JERUSALEM — Israeli Prime Minister Benjamin Netanyahu said Sunday that any agreement to emerge from newly restarted talks with the Palestinians will likely initially result in a “cold peace,” and therefore Israel must insist on “iron-clad security arrangements” to protect itself in case the accord collapses.

Netanyahu’s cautious outlook in a video address to the Brookings Institution in Washington came a day after President Barack Obama gave an optimistic prognosis before the same audience, insisting a peace framework could be attained in a matter of months.

The Obama administration embarked on an ambitious nine-month process in July to try to resolve the Israeli and Palestinians’ decades-long conflict.

The sides only agreed to enter talks after heavy American pressure and have since held a series of quiet meetings that have resulted in no tangible results, yet plenty of finger-pointing.

The Palestinians accuse Israel of negotiating in bad faith by continuing to build settlements in areas they hope will become part of a future Palestinian state. Israel counters it is the Palestinians who are preventing peace because they continue to refuse to recognize it as a Jewish state.

“It is not too much to ask. It is the minimum requirement for peace. But it is not the only requirement,” Netanyahu said. “I don’t delude myself.

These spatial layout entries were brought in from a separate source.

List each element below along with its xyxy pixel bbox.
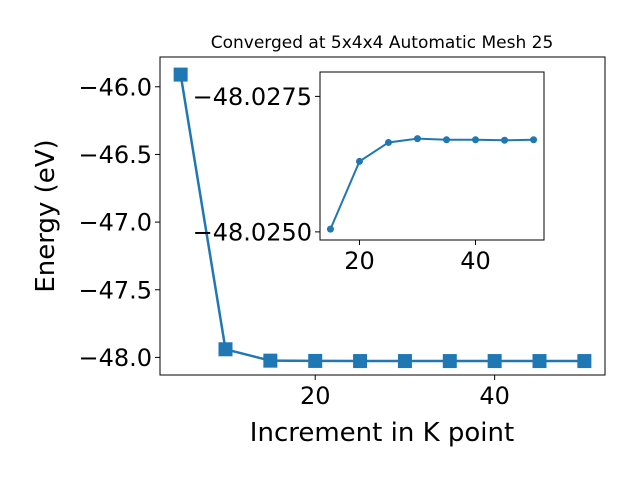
inset-data-point [530,136,538,144]
inset-data-point [501,136,509,144]
main-data-point [442,354,457,369]
inset-axes-frame [319,71,545,241]
inset-data-point [472,136,480,144]
main-y-tick-label: −47.0 [78,209,152,237]
main-y-tick-label: −48.0 [78,344,152,372]
inset-data-point [326,225,334,233]
main-data-point [263,353,278,368]
inset-plot-area [326,135,538,233]
inset-series-line [329,137,534,230]
x-axis-label: Increment in K point [250,418,514,448]
main-series-line [179,74,585,363]
inset-data-point [355,157,363,165]
main-data-point [308,353,323,368]
main-data-point [218,342,233,357]
main-data-point [577,354,592,369]
inset-x-tick-label: 40 [460,247,491,275]
main-x-tick-label: 20 [300,382,331,410]
main-y-tick-label: −46.0 [78,73,152,101]
main-y-tick-label: −46.5 [78,141,152,169]
inset-data-point [443,136,451,144]
y-axis-label: Energy (eV) [31,139,61,292]
main-axes-frame [159,56,606,376]
inset-x-tick-label: 20 [344,247,375,275]
inset-y-tick-label: −48.0250 [193,219,312,247]
main-x-tick-label: 40 [479,382,510,410]
inset-data-point [384,138,392,146]
inset-data-point [413,135,421,143]
main-data-point [173,67,188,82]
main-data-point [532,354,547,369]
inset-axis-ticks: 20 40 −48.0275 −48.0250 [193,83,491,275]
main-data-point [353,354,368,369]
main-axis-ticks: 20 40 −46.0 −46.5 −47.0 −47.5 −48.0 [78,73,509,410]
inset-y-tick-label: −48.0275 [193,83,312,111]
main-plot-area [173,67,592,369]
chart-title: Converged at 5x4x4 Automatic Mesh 25 [211,33,554,53]
main-data-point [487,354,502,369]
main-data-point [397,354,412,369]
inset-axes-background [320,72,544,240]
main-y-tick-label: −47.5 [78,276,152,304]
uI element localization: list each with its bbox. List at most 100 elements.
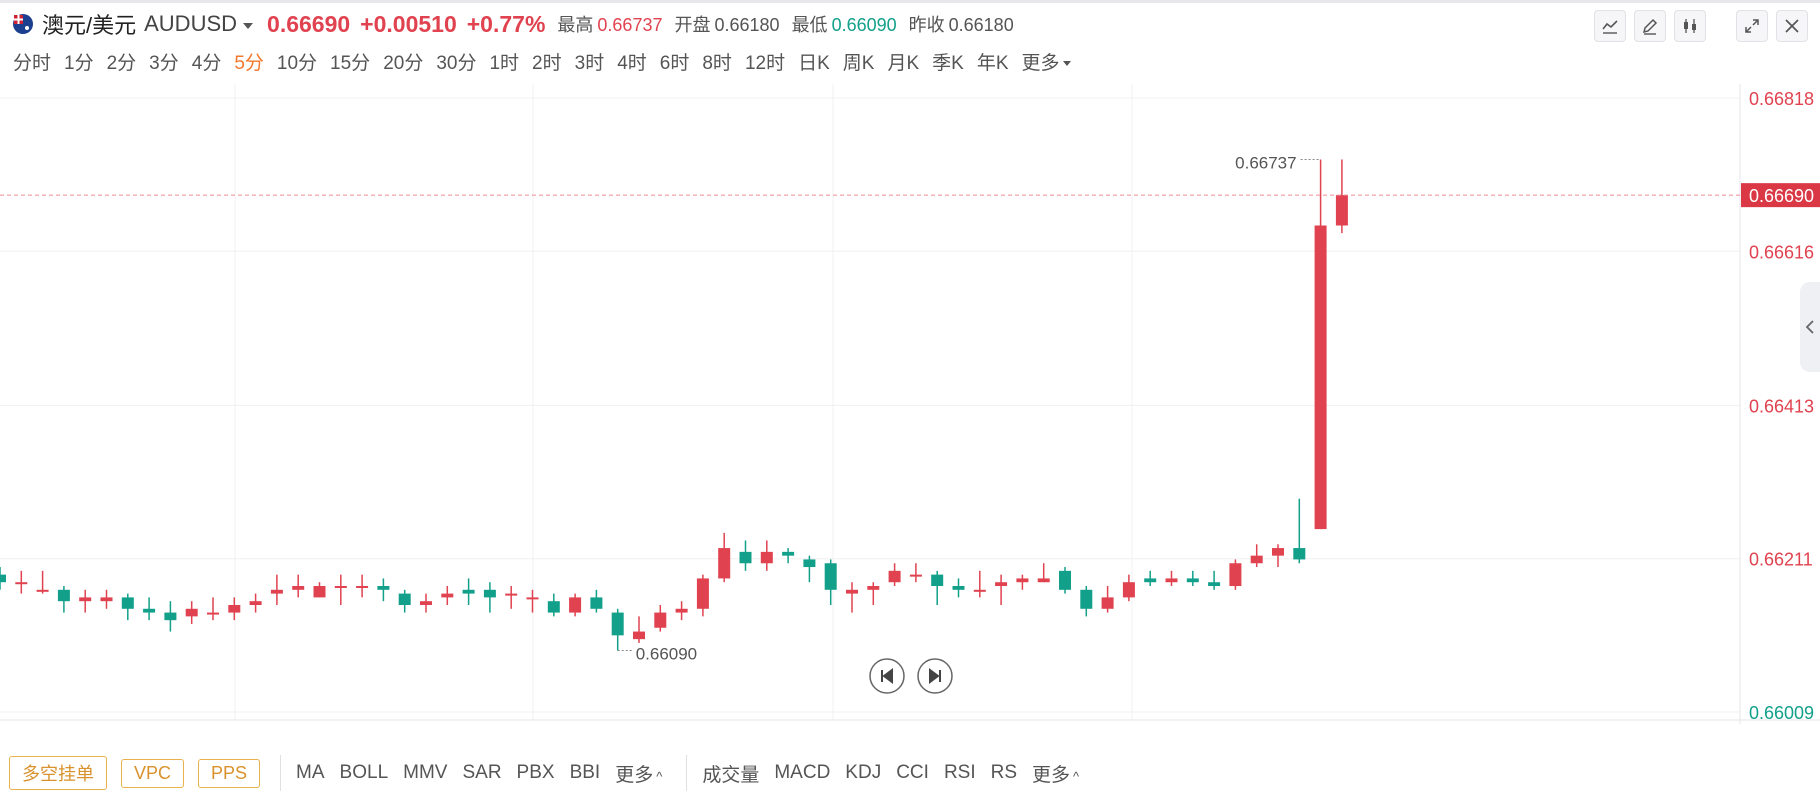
period-tab-9[interactable]: 30分 — [436, 52, 477, 74]
stat-low: 最低 0.66090 — [792, 11, 897, 37]
kline-chart[interactable]: 0.668180.666160.664130.662110.6600908:15… — [0, 84, 1820, 748]
side-panel-toggle[interactable] — [1800, 282, 1820, 372]
period-tab-16[interactable]: 12时 — [744, 52, 786, 74]
candle-body — [654, 612, 667, 628]
sub-indicator-6[interactable]: 更多 ^ — [1032, 764, 1080, 786]
stat-prev-close: 昨收 0.66180 — [909, 11, 1014, 37]
candle-body — [15, 582, 28, 585]
chevron-left-icon — [1805, 320, 1814, 334]
candle-body — [1314, 225, 1327, 530]
replay-prev-button[interactable] — [869, 658, 905, 694]
sub-indicator-list: 成交量 MACD KDJ CCI RSI RS 更多 ^ — [687, 760, 1079, 787]
close-icon[interactable] — [1776, 10, 1808, 42]
divider — [686, 755, 688, 791]
candle-body — [228, 604, 241, 613]
candle-body — [100, 597, 113, 602]
main-indicator-2[interactable]: MMV — [403, 762, 448, 783]
candle-body — [121, 597, 134, 609]
period-tab-21[interactable]: 年K — [976, 52, 1009, 74]
candle-body — [824, 563, 837, 590]
vpc-button[interactable]: VPC — [121, 758, 185, 788]
main-indicator-5[interactable]: BBI — [569, 762, 601, 783]
candle-body — [164, 612, 177, 621]
candle-style-icon[interactable] — [1674, 10, 1706, 42]
candle-body — [973, 589, 986, 592]
candle-body — [888, 570, 901, 583]
period-tab-10[interactable]: 1时 — [489, 52, 520, 74]
period-tab-11[interactable]: 2时 — [532, 52, 562, 74]
candle-body — [526, 597, 539, 600]
sub-indicator-1[interactable]: MACD — [774, 762, 831, 783]
kline-chart-svg[interactable]: 0.668180.666160.664130.662110.6600908:15… — [0, 84, 1820, 748]
main-indicator-1[interactable]: BOLL — [339, 762, 389, 783]
price-axis-label: 0.66211 — [1749, 550, 1813, 570]
candle-body — [846, 589, 858, 594]
period-tab-15[interactable]: 8时 — [702, 52, 732, 74]
period-tab-22[interactable]: 更多 — [1022, 48, 1071, 75]
high-label: 最高 — [557, 15, 594, 35]
candle-body — [462, 589, 475, 594]
main-indicator-0[interactable]: MA — [296, 762, 325, 783]
low-label: 最低 — [791, 15, 828, 35]
candle-body — [909, 574, 922, 577]
high-value: 0.66737 — [597, 15, 663, 35]
period-tab-13[interactable]: 4时 — [617, 52, 647, 74]
period-tab-19[interactable]: 月K — [887, 52, 920, 74]
candle-body — [377, 586, 390, 590]
sub-indicator-0[interactable]: 成交量 — [702, 764, 760, 786]
candle-body — [36, 589, 49, 592]
symbol-dropdown-icon[interactable] — [243, 23, 254, 29]
current-price-label: 0.66690 — [1749, 186, 1814, 206]
period-tab-17[interactable]: 日K — [798, 52, 830, 74]
main-indicator-list: MA BOLL MMV SAR PBX BBI 更多 ^ — [281, 760, 662, 787]
indicator-bar: 多空挂单 VPC PPS MA BOLL MMV SAR PBX BBI 更多 ^ 成交量 MA… — [0, 752, 1820, 794]
period-tab-5[interactable]: 5分 — [234, 52, 264, 74]
prev-close-label: 昨收 — [908, 15, 945, 35]
skip-back-icon — [881, 668, 893, 684]
candle-body — [1059, 570, 1071, 590]
period-tab-12[interactable]: 3时 — [574, 52, 605, 74]
main-indicator-6[interactable]: 更多 ^ — [615, 764, 663, 786]
chevron-up-icon: ^ — [1073, 768, 1080, 784]
period-tab-1[interactable]: 1分 — [64, 52, 94, 74]
period-tab-8[interactable]: 20分 — [383, 52, 424, 74]
period-tab-7[interactable]: 15分 — [330, 52, 371, 74]
open-value: 0.66180 — [714, 15, 780, 35]
period-tab-2[interactable]: 2分 — [106, 52, 137, 74]
australia-flag-icon — [12, 13, 34, 35]
candle-body — [782, 551, 795, 556]
period-tab-14[interactable]: 6时 — [659, 52, 690, 74]
sub-indicator-5[interactable]: RS — [990, 762, 1018, 783]
candle-body — [739, 551, 752, 564]
symbol-name[interactable]: 澳元/美元 — [42, 13, 137, 38]
sub-indicator-2[interactable]: KDJ — [845, 762, 882, 783]
symbol-code[interactable]: AUDUSD — [144, 11, 238, 36]
candle-body — [867, 586, 880, 590]
main-indicator-3[interactable]: SAR — [462, 762, 502, 783]
high-marker-label: 0.66737 — [1235, 153, 1296, 172]
period-tab-20[interactable]: 季K — [932, 52, 964, 74]
period-tab-6[interactable]: 10分 — [276, 52, 318, 74]
candle-body — [675, 608, 688, 613]
candle-body — [1037, 578, 1050, 583]
pen-tool-icon[interactable] — [1634, 10, 1666, 42]
fullscreen-icon[interactable] — [1736, 10, 1768, 42]
top-border — [0, 0, 1820, 3]
period-tab-18[interactable]: 周K — [842, 52, 875, 74]
main-indicator-4[interactable]: PBX — [516, 762, 555, 783]
candle-body — [207, 612, 219, 615]
period-tab-0[interactable]: 分时 — [13, 52, 52, 74]
replay-next-button[interactable] — [917, 658, 953, 694]
line-tool-icon[interactable] — [1594, 10, 1626, 42]
sub-indicator-3[interactable]: CCI — [896, 762, 929, 783]
candle-body — [1186, 578, 1199, 583]
sub-indicator-4[interactable]: RSI — [943, 762, 976, 783]
long-short-orders-button[interactable]: 多空挂单 — [9, 756, 107, 790]
pps-button[interactable]: PPS — [198, 758, 261, 788]
candle-body — [803, 559, 816, 568]
candle-body — [760, 551, 773, 564]
period-tab-3[interactable]: 3分 — [149, 52, 179, 74]
candle-body — [0, 574, 6, 583]
candle-body — [398, 593, 411, 605]
period-tab-4[interactable]: 4分 — [191, 52, 222, 74]
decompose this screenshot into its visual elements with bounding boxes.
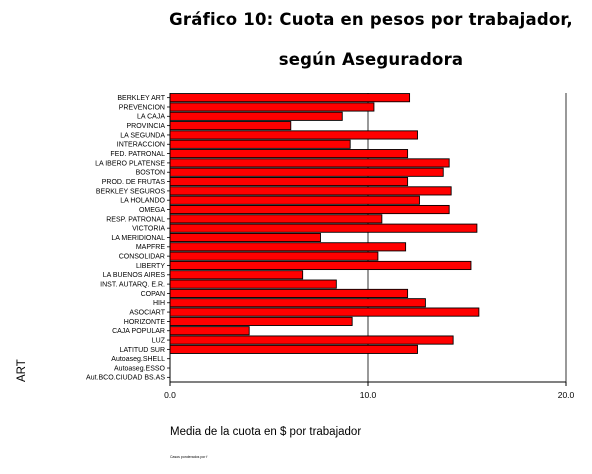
chart-title: Gráfico 10: Cuota en pesos por trabajado… bbox=[169, 10, 573, 29]
category-label-8: BOSTON bbox=[136, 170, 165, 177]
category-label-11: LA HOLANDO bbox=[120, 198, 165, 205]
chart-footnote: Casos ponderados por f bbox=[170, 455, 208, 459]
bar-2 bbox=[169, 111, 343, 121]
category-label-30: Aut.BCO.CIUDAD BS.AS bbox=[86, 375, 165, 382]
bar-19 bbox=[169, 270, 304, 280]
bar-20 bbox=[169, 279, 337, 289]
category-label-24: HORIZONTE bbox=[124, 319, 166, 326]
category-label-19: LA BUENOS AIRES bbox=[103, 272, 166, 279]
x-axis-title: Media de la cuota en $ por trabajador bbox=[170, 426, 362, 438]
axis-layer bbox=[167, 93, 567, 386]
bar-14 bbox=[169, 223, 478, 233]
bar-6 bbox=[169, 149, 409, 159]
category-label-25: CAJA POPULAR bbox=[112, 328, 165, 335]
category-label-12: OMEGA bbox=[139, 207, 165, 214]
category-label-18: LIBERTY bbox=[136, 263, 165, 270]
category-label-20: INST. AUTARQ. E.R. bbox=[100, 282, 165, 289]
category-label-29: Autoaseg.ESSO bbox=[114, 365, 166, 372]
category-label-21: COPAN bbox=[141, 291, 165, 298]
bar-4 bbox=[169, 130, 418, 140]
bar-11 bbox=[169, 195, 420, 205]
x-tick-label-0: 0.0 bbox=[164, 390, 176, 400]
x-tick-label-1: 10.0 bbox=[360, 390, 377, 400]
bar-26 bbox=[169, 335, 454, 345]
category-label-6: FED. PATRONAL bbox=[110, 151, 165, 158]
category-label-13: RESP. PATRONAL bbox=[106, 216, 165, 223]
category-label-1: PREVENCION bbox=[119, 104, 165, 111]
category-label-0: BERKLEY ART bbox=[117, 95, 165, 102]
bar-17 bbox=[169, 251, 379, 261]
category-label-28: Autoaseg.SHELL bbox=[111, 356, 165, 363]
category-label-5: INTERACCION bbox=[117, 142, 165, 149]
label-layer: BERKLEY ART PREVENCION LA CAJA PROVINCIA LA … bbox=[86, 95, 575, 400]
category-label-17: CONSOLIDAR bbox=[119, 254, 165, 261]
category-label-14: VICTORIA bbox=[132, 226, 165, 233]
category-label-3: PROVINCIA bbox=[126, 123, 165, 130]
x-tick-label-2: 20.0 bbox=[558, 390, 575, 400]
bar-27 bbox=[169, 344, 418, 354]
bar-7 bbox=[169, 158, 450, 168]
bar-18 bbox=[169, 260, 472, 271]
bar-3 bbox=[169, 121, 292, 131]
category-label-16: MAPFRE bbox=[136, 244, 166, 251]
y-axis-title: ART bbox=[16, 359, 28, 382]
bar-10 bbox=[169, 186, 452, 196]
bar-layer bbox=[169, 93, 480, 354]
chart-subtitle: según Aseguradora bbox=[278, 50, 464, 69]
bar-9 bbox=[169, 177, 409, 187]
category-label-2: LA CAJA bbox=[137, 114, 165, 121]
bar-21 bbox=[169, 288, 409, 298]
bar-8 bbox=[169, 167, 444, 177]
category-label-10: BERKLEY SEGUROS bbox=[96, 188, 165, 195]
bar-0 bbox=[169, 93, 411, 103]
category-label-9: PROD. DE FRUTAS bbox=[102, 179, 166, 186]
bar-5 bbox=[169, 139, 351, 149]
bar-13 bbox=[169, 214, 383, 224]
bar-16 bbox=[169, 242, 407, 252]
bar-23 bbox=[169, 307, 480, 317]
bar-25 bbox=[169, 326, 250, 336]
bar-12 bbox=[169, 204, 450, 215]
bar-1 bbox=[169, 102, 375, 112]
grid-layer bbox=[367, 93, 567, 382]
category-label-27: LATITUD SUR bbox=[120, 347, 165, 354]
bar-15 bbox=[169, 232, 321, 243]
category-label-22: HIH bbox=[153, 300, 165, 307]
bar-22 bbox=[169, 298, 426, 308]
bar-24 bbox=[169, 316, 353, 326]
category-label-4: LA SEGUNDA bbox=[120, 132, 165, 139]
category-label-26: LUZ bbox=[152, 337, 166, 344]
category-label-7: LA IBERO PLATENSE bbox=[95, 160, 165, 167]
category-label-23: ASOCIART bbox=[129, 309, 165, 316]
category-label-15: LA MERIDIONAL bbox=[111, 235, 165, 242]
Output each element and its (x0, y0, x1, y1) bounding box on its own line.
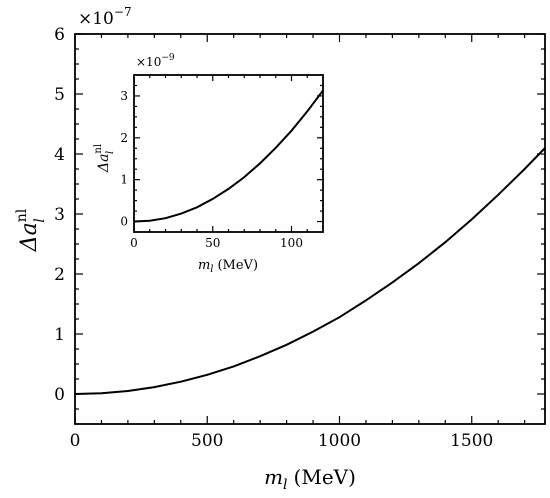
main-y-axis-label: Δanl l (14, 208, 48, 252)
inset-y-label-sub: l (105, 151, 116, 154)
y-tick-label: 3 (120, 89, 128, 103)
x-tick-label: 0 (70, 431, 81, 451)
x-tick-label: 100 (280, 236, 303, 250)
inset-x-label-sub: l (210, 264, 213, 275)
y-tick-label: 1 (120, 173, 128, 187)
main-x-axis-label: ml (MeV) (264, 465, 356, 493)
x-tick-label: 1500 (450, 431, 493, 451)
y-tick-label: 6 (54, 25, 65, 45)
main-series-line (74, 147, 546, 395)
x-tick-label: 50 (205, 236, 220, 250)
inset-scale-exp: −9 (161, 53, 175, 63)
inset-x-label-unit: (MeV) (217, 258, 258, 273)
inset-x-axis-label: ml (MeV) (198, 258, 258, 275)
y-tick-label: 5 (54, 85, 65, 105)
inset-y-axis-label: Δanll (93, 144, 116, 173)
y-tick-label: 0 (54, 385, 65, 405)
y-tick-label: 2 (120, 131, 128, 145)
x-tick-label: 0 (130, 236, 138, 250)
inset-scale-base: ×10 (136, 55, 161, 69)
y-tick-label: 3 (54, 205, 65, 225)
main-scale-exp: −7 (114, 5, 132, 19)
x-tick-label: 500 (191, 431, 223, 451)
inset-y-label-main: Δa (96, 154, 112, 173)
inset-scale-factor: ×10−9 (136, 53, 175, 69)
inset-x-label-main: m (198, 258, 210, 273)
main-x-label-unit: (MeV) (294, 465, 356, 489)
main-y-label-sup: nl (14, 208, 30, 222)
inset-plot-frame (133, 74, 324, 233)
main-x-label-sub: l (283, 477, 287, 493)
inset-series-line (133, 89, 324, 223)
main-y-label-main: Δa (17, 222, 42, 252)
main-y-label-sub: l (32, 218, 48, 222)
y-tick-label: 0 (120, 215, 128, 229)
y-tick-label: 4 (54, 145, 65, 165)
inset-plot-background (134, 75, 323, 232)
x-tick-label: 1000 (318, 431, 361, 451)
main-x-label-main: m (264, 465, 283, 489)
main-ticks (74, 33, 545, 425)
y-tick-label: 2 (54, 265, 65, 285)
main-scale-factor: ×10−7 (78, 5, 132, 29)
y-tick-label: 1 (54, 325, 65, 345)
main-scale-base: ×10 (78, 9, 114, 29)
inset-tick-labels: 0 50 100 0 1 2 3 (120, 89, 303, 250)
inset-y-label-sup: nl (93, 144, 104, 154)
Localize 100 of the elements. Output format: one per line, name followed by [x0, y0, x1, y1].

I think that any kind of peace we’ll have is likely, initially, to be a cold peace and it must withstand the forces of terrorism and the ravaging forces of radicalism and all the forces backed by Iran and others that will try to unravel the peace.”

Israel has previously held several rounds of peace talks with the Palestinians over the past two decades that have ultimately collapsed. It has forged peace deals with two other Arab neighbors, Jordan and Egypt.

The peace with Egypt, Israel’s first with an Arab country, is often described as “cold” since beyond the absence of war it did not evolve into warm diplomatic relations.

Responding to Israeli security fears, John Kerry arrived in the region last week for his eighth visit to as secretary of state. This time he was accompanied by his security adviser, retired Gen. John Allen, who presented proposals on ensuring Israeli security under a peace deal. The idea, American officials said, was that by easing Israeli concerns, other issues, such as borders, could then fall into place.

Kerry said that dozens of experts had been working with Allen on the proposals. He gave no details on specifics. But Israeli media, citing Israeli officials, have said the proposals include a continued Israeli security presence in the West Bank after a deal is signed, backing a key demand of Netanyahu’s.

In his address to the Brookings Institution, Obama said any peace deal would have to be implemented in stages.

The Palestinians seek all of the West Bank, east Jerusalem and the Gaza Strip, areas captured by Israel in 1967, for an independent state. Netanyahu rejects a full return to Israel’s pre-1967 lines and has indicated he wants to keep control of large parts of the West Bank and all of east Jerusalem. He says the core of the dispute is not land claims, but a Palestinian refusal to recognize the Jewish people’s ancient connection to the land.

But Netanyahu has also faced questions from within his own government about his level of commitment to peace.

On Sunday, the leader of his largest coalition partner vowed to prevent “what seems to be an ongoing attempt to delay and dilute the current round of negotiations.”

Finance Minister Yair Lapid said his Yesh Atid party would serve as a “fig leaf” in a government that did not aggressively seek peace and warned that changes to a coalition that includes a pro-settler party may have to be made.

“With each passing day, the absence of an agreement between us and the Palestinians represents a clear and present danger to Israel’s existence as a Jewish state,” he said at a business conference in Tel Aviv.

“The tragic irony here is that everyone knows more or less how this conflict will be resolved; one state on one side, another state on the other side. The only thing we don’t know is how much more time will elapse before this happens and how much blood will be shed until then,” he said.